Parshas Mikeitz

Rabbi Gidon Goldberg's picture

Dear Parents,

This has been a week of tremendous celebration at the school. The festivities included the annual Mishmar Chanukah mesiba with divrei Torah, a delicious seudah, and dancing. The annual NEAT Chagiga was an evening of song, dance, fun booths, and refreshment, for the entire community. NEAT also celebrated Chanukah with a variety of special programs, parties, and an ice skating trip. The annual PHDS Chanukah Program featured a choir, play, and video. The Kindergarten play was well-choreographed and parents were able to see their children, in various costumes, perform songs and drama. Our Pre-K enjoyed a special program at which parents assisted their children in working on a variety of special Chanukah Projects. PHDS Student Council organized special programs and treats for every day of Chanukah. I would like to thank the entire teaching staff and administration for all their efforts in organizing such a meaningful week of Chanukah celebrations. (For additional details on the events, please see the corresponding newsletter articles.)

Why do we celebrate Chanukah with a variety of seudos and parties? At the middle school mesiba, I shared a dvar Torah from Rabbi David Begoun. He writes that although we generally relate to the holiday of Chanukah as being of Rabbinic origin, the Chasam Sofer explains that the obligation to establish a festival on the day on which a miracle occurred is, in fact, a Torah requirement. The Chasam Sofer writes, “…Therefore observing the days of Purim and Chanukah is indeed a Torah obligation, and one who fails to do so is nullifying a positive precept in the Torah. It is a long-standing Jewish custom to hold celebratory meals during Chanukah to provide an opportunity to sing and recite praises to G-d for the miracles He performed on our behalf.”

This custom has its origins in the Torah laws of the peace-offerings brought in the Bais Hamikdash. The general law is that the person bringing the offering is allowed two days and one night to consume its meat. The exception is one who brings a thanksgiving offering for surviving a life-threatening crisis, who is allotted only until midnight of the same day to eat the meat and its forty accompanying loaves. This, the Abarbanel (Rabbi Don Yitzchak Abarbanel of Lisbon; 1437-1508; Torah scholar, financier, Spanish Royal Minister, Kabbalist and leader of the Spanish Jewish community) explains, serves to publicize the miracle that the individual experienced: “As it is impossible for him to consume that volume in such a limited time, he will be forced to invite friends and neighbors to participate in the feast. Throughout the course of the meal the guests are bound to inquire as to the events that warranted this banquet, and the host will inevitably detail the miracles and wonders that G-d performed on his behalf.” Were he allowed two days and a night to consume the offering, as is the case with all other peace-offerings, the miraculous events would likely go unknown.

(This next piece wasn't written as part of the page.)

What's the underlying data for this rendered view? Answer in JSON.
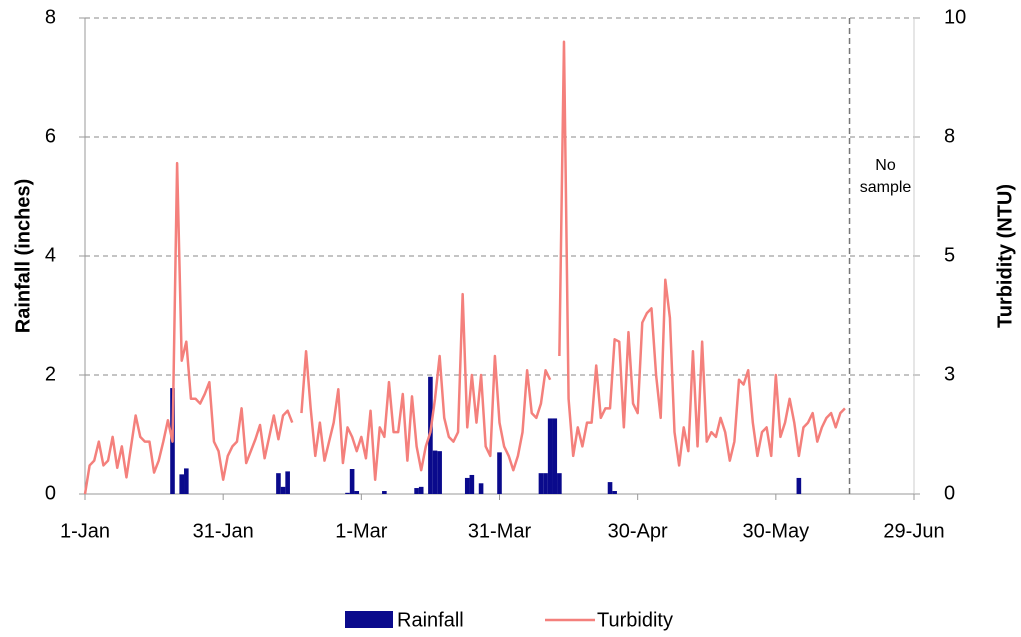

In this sense, holding festive Chanukah meals and mesibos becomes a means for broadcasting the awesome events that occurred and, according to the Chasam Sofer, is considered to be the fulfillment of a Torah commandment.

We at PHDS and our community as a whole have so much to be thankful for to Hashem. Hopefully, this Chanukah offered our students a glimpse into the importance of Chanukah and of thanking Hashem daily for all that he does for us.
Good Shabbos, and enjoy your Chanukah break with your family!